Judge blocks Bush admin rule limiting appeals of timber sales
 
A federal judge issued a nationwide injunction this week against a provision of President Bush's Healthy Forests Initiative that limits the public's right to appeal timber sale projects and other Forest Service decisions.

At issue is a 2003 rule that limits the right to appeal Forest Service projects to members of the public and interest groups that submit "substantive" written or oral comments during public comment periods.

Chief Judge Donald Molloy of the U.S. District Court in Missoula, Mont., agreed with environmentalists who said the rule violated the 1992 Appeals Reform Act, a law drafted by Congress in direct response to a previous agency proposal to limit appeals of timber projects.

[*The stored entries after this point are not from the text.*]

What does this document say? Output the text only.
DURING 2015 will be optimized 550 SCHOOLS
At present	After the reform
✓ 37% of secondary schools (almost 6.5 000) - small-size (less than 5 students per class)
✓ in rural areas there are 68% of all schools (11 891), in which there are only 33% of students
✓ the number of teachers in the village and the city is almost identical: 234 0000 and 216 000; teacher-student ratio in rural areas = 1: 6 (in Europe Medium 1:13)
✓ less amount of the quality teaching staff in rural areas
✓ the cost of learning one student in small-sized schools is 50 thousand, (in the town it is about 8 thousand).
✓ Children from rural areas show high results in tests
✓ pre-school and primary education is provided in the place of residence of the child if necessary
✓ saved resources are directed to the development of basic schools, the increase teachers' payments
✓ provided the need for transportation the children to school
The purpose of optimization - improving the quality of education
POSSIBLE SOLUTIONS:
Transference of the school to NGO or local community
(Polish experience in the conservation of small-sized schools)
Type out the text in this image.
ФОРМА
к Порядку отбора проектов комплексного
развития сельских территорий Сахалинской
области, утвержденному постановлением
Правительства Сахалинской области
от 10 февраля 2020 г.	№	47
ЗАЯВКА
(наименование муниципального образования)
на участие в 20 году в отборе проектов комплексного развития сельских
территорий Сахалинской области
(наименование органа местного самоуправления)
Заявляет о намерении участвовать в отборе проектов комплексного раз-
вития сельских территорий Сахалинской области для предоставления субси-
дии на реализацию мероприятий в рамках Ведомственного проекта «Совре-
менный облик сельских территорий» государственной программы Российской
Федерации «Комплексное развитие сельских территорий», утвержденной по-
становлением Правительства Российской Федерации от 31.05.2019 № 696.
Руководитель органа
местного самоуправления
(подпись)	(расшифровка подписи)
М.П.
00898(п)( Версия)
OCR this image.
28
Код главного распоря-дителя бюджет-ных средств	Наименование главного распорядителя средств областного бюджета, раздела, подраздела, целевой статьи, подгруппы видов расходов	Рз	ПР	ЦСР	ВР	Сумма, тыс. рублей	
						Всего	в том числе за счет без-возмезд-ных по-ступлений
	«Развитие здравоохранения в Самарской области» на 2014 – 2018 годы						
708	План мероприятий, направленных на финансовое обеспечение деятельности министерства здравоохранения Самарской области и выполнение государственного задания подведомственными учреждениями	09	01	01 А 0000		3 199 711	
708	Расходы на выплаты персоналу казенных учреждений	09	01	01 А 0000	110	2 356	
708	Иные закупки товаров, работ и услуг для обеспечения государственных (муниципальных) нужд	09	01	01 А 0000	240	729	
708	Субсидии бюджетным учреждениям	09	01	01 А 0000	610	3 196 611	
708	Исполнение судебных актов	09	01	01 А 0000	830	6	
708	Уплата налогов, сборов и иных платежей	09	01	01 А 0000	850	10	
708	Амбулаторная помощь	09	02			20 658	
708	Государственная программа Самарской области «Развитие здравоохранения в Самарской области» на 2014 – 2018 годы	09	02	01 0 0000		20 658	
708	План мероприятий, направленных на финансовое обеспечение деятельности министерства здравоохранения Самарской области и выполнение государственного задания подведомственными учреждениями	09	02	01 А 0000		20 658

"The substantive comment requirement was a serious problem because under these rules members of the public might not even know that a project threatened their interests until after the Forest Service deadline for public comment," said Earthjustice lawyer Doug Honnold, representing the Wilderness Society, American Wildlands and Pacific Rivers Council in the lawsuit.

Previously, any citizen could file an appeal within 45 days of a Forest Service decision, so long as they provide some notice to the Forest Service that they're interested in the project, Honnold said. "It's the difference between having the courthouse door and administrative door slammed in your face," he said.

The Bush administration and timber industry said the rule forcing interested parties to file substantive comments at the beginning of the planning process, rather than waiting to file appeals, helps the Forest Service plan better projects and speeds up decisions, a key goal of the Healthy Forests Initiative.

"It's all about time and getting these projects out on a consistent basis," said American Forest Resource Council President Tom Partin. "Any opportunity it seems the environmentalists have to stall these things and slow them down obviously hurts the flow of the marketplace to get these forests treated."

The Forest Service is still reviewing Molloy's order, said agency spokesman Dan Jiron.

Categorical exclusions

Molloy also sided with the environmentalists in ruling against two other Bush administration rules limiting public comment and appeal, echoing a controversial ruling by an Alaska judge last year.

Last year, Judge James Singleton of the U.S. District Court in Anchorage ruled the Forest Service violated Appeals Reform Act by not allowing public comment on projects that are "categorically excluded" under the National Environmental Policy Act, including forest thinning, prescribed burns and off-road vehicle use permits.

In his Earth Island Institute v. Ruthenbeck decision, Singleton also struck down a provision that allowed projects signed by the secretary or undersecretary of the Agriculture Department to bypass the appeals process. The Bush administration had argued that while the 1992 law mandated an appeals process for Forest Service actions, that did not apply to USDA actions or decisions.

Using slightly different reasoning, Molloy declared both rules unlawful. "Now we have two district court judges saying those provisions are illegal," Honnold said.

The Bush administration and the environmentalist plaintiffs in the Earth Island Institute case have appealed aspects of Singleton's decision to the 9th U.S. Circuit Court of Appeals (Greenwire, Dec. 2, 2005).

House Resources Committee Chairman Richard Pombo (R-Calif.) and Agriculture Committee Chairman Bob Goodlatte (R-Va.) last year proposed legislation intended to clarify that projects conducted under categorical exemptions are not subject to administrative appeals. A House GOP aide today said that Molloy's ruling could spur new interest in the bill.

Ironically, Singleton last year upheld the rule mandating that members of the public file substantive comments before being allowed to file administrative appeals.

Molloy's first ruling on this case came April 3. On Monday, he issued the nationwide injunction.